There are a few inventions, indeed, beyond the vulgar imagination: the six-footed serpent that transmutes the sinner to its own form, a passage palpitating with Æschylean genius; the monstrous-paunched coiner, consumed with a terrible hate; the shore “turreted with giants”; the tears that cannot be shed. Nor could the vulgar—pre-occupied with fire—have conceived a Hell of ice, though Dante’s Arctic circle is bettered in the Gospel of Barnabas preserved in an Italian MS., which compounds a Hell of fire and ice united by the Justice of God, “so that neither tempers the other, but each gives its separate torment to the infidel,” and in Vondel’s “Lucifer” the archfiend is condemned to
“The eternal fire
Unquenchable, with chilling frosts commingled.”
But neither the Dutch poet nor his contemporary, Milton, condescended to the fee-fi-fo-fum infantility of Dante’s three-headed King of Hell, that fantastic fiend who holds in each of his mouths one of the three archetypal traitors, Judas, Brutus, and Cassius. And that Dante’s “Judgment” was not considered “The Last” is shown by the popularity of Brutus—as a tyrannicide—in the Florence of the Medici. The beauty of the verse and the imaginative intensity alone render Dante’s “Inferno” bearable. Translated into the images of Signorelli or Michelangelo—and these more truly than Botticelli were Dante’s illustrators—the grossness of his “Inferno” leaps to the eye, while his finer imaginings are not capable of interpretation by brush or pencil.

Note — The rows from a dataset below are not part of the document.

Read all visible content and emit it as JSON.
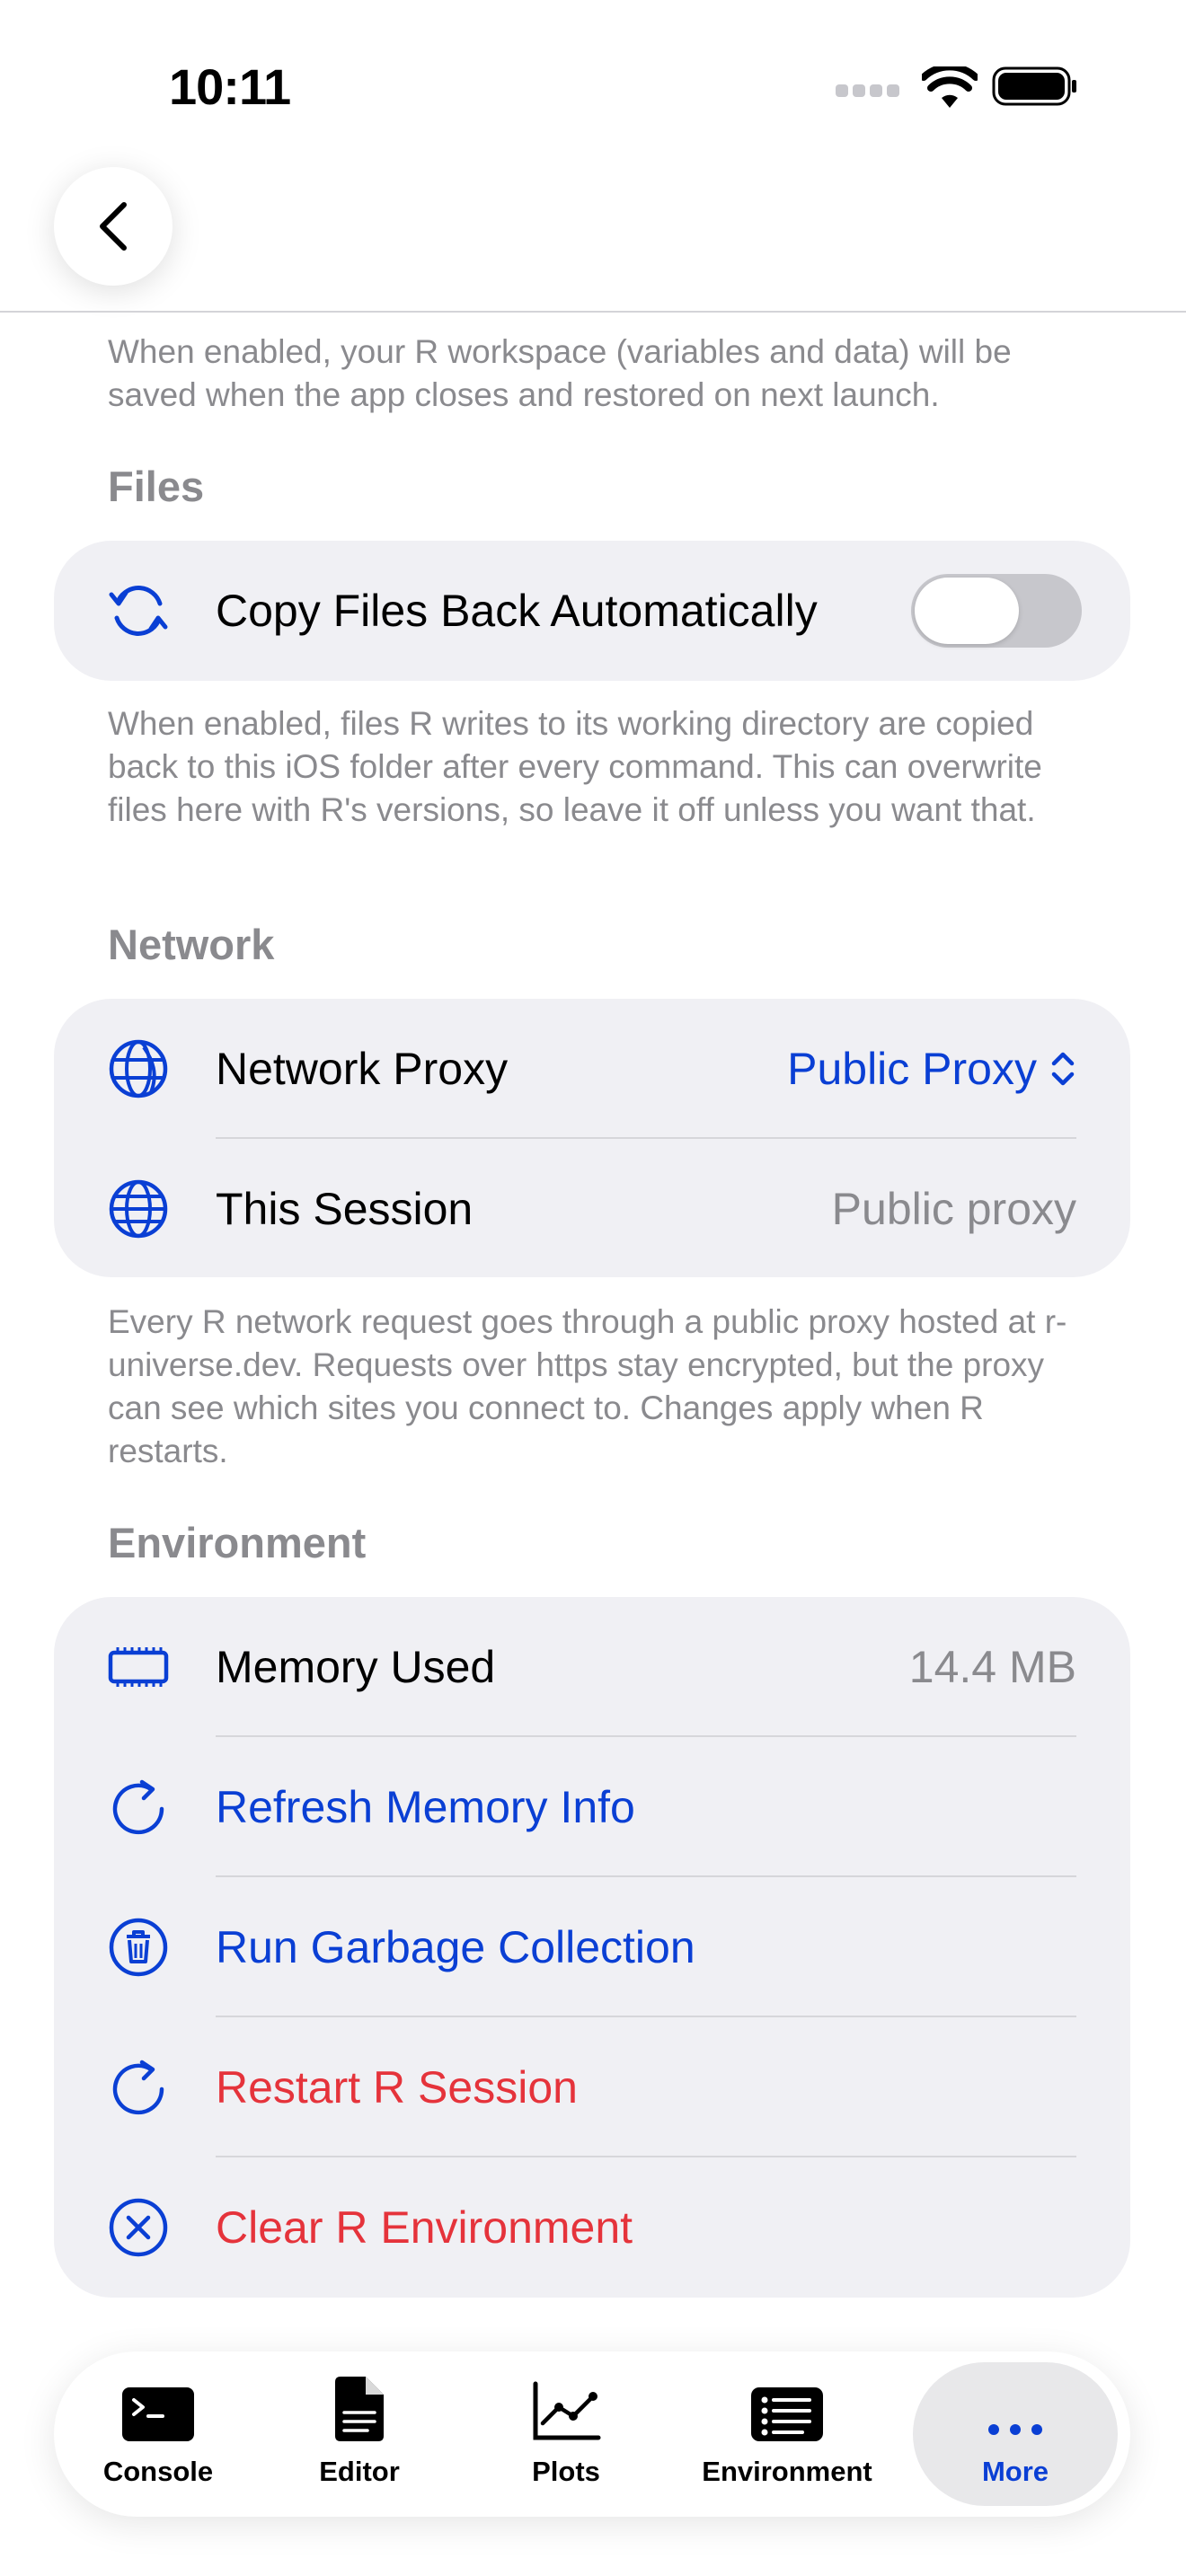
{
  "status_bar": {
    "time": "10:11"
  },
  "workspace_footer": "When enabled, your R workspace (variables and data) will be saved when the app closes and restored on next launch.",
  "files": {
    "header": "Files",
    "copy_back_label": "Copy Files Back Automatically",
    "copy_back_enabled": false,
    "footer": "When enabled, files R writes to its working directory are copied back to this iOS folder after every command. This can overwrite files here with R's versions, so leave it off unless you want that."
  },
  "network": {
    "header": "Network",
    "proxy_label": "Network Proxy",
    "proxy_value": "Public Proxy",
    "session_label": "This Session",
    "session_value": "Public proxy",
    "footer": "Every R network request goes through a public proxy hosted at r-universe.dev. Requests over https stay encrypted, but the proxy can see which sites you connect to. Changes apply when R restarts."
  },
  "environment": {
    "header": "Environment",
    "memory_label": "Memory Used",
    "memory_value": "14.4 MB",
    "refresh_label": "Refresh Memory Info",
    "gc_label": "Run Garbage Collection",
    "restart_label": "Restart R Session",
    "clear_label": "Clear R Environment"
  },
  "tab_bar": {
    "tabs": [
      {
        "label": "Console",
        "icon": "terminal-icon"
      },
      {
        "label": "Editor",
        "icon": "document-icon"
      },
      {
        "label": "Plots",
        "icon": "chart-icon"
      },
      {
        "label": "Environment",
        "icon": "list-icon"
      },
      {
        "label": "More",
        "icon": "ellipsis-icon"
      }
    ],
    "active": "More"
  },
  "colors": {
    "accent": "#0a3fd4",
    "danger": "#e5333b",
    "secondary_text": "#8a8a8e",
    "group_background": "#f0f0f4"
  }
}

The paradox of the “Divina Commedia,” indeed, is that it lives less by its supernatural visionings, sombre and splendid as these occasionally are, than by its passages of the earth, earthy, when the world the poet has left behind breaks in upon the starless gloom of Hell or upon the too ardent radiancy of Paradise. Nor need I prove my case by the familiar episodes of Paolo and Francesca, and of Ugolino, though Dante’s fame rests so largely upon them. Never was poem more terrestrial, more surcharged with the beauty and grossness of earth-life. The delicious touches of natural beauty, the splendid descriptions of sunrise and moonlight, the keen observation of animal and insect life, of starlings and doves, of storks and frogs, of falcons and goshawks, the pictures of the jousts at Arezzo, or of the busy arsenal of Venice, the homely similes painting indirectly the labours of ploughmen and shepherds, warriors and sailors, even the demeanour of dicers—this last Dante’s sole approach to humour—it is by these that Dante will live when his Heaven and Hell are rolled up like a scroll. The sound of the vesper bell that touches the earthly pilgrim moves us more than all the celestial music of the Purgatory; the vision of beatific goodness, beside the lovely picture of the ancient virtue of Florence in the homely ages, is an airy nothing—one is more interested even to hear the ladies of the day rebuked for their low-necked dresses. The dazzling circles of Paradise leave us lethargic compared with the irrelevant intrusion therein of the lark’s rapture of song or the earthly pain of exile.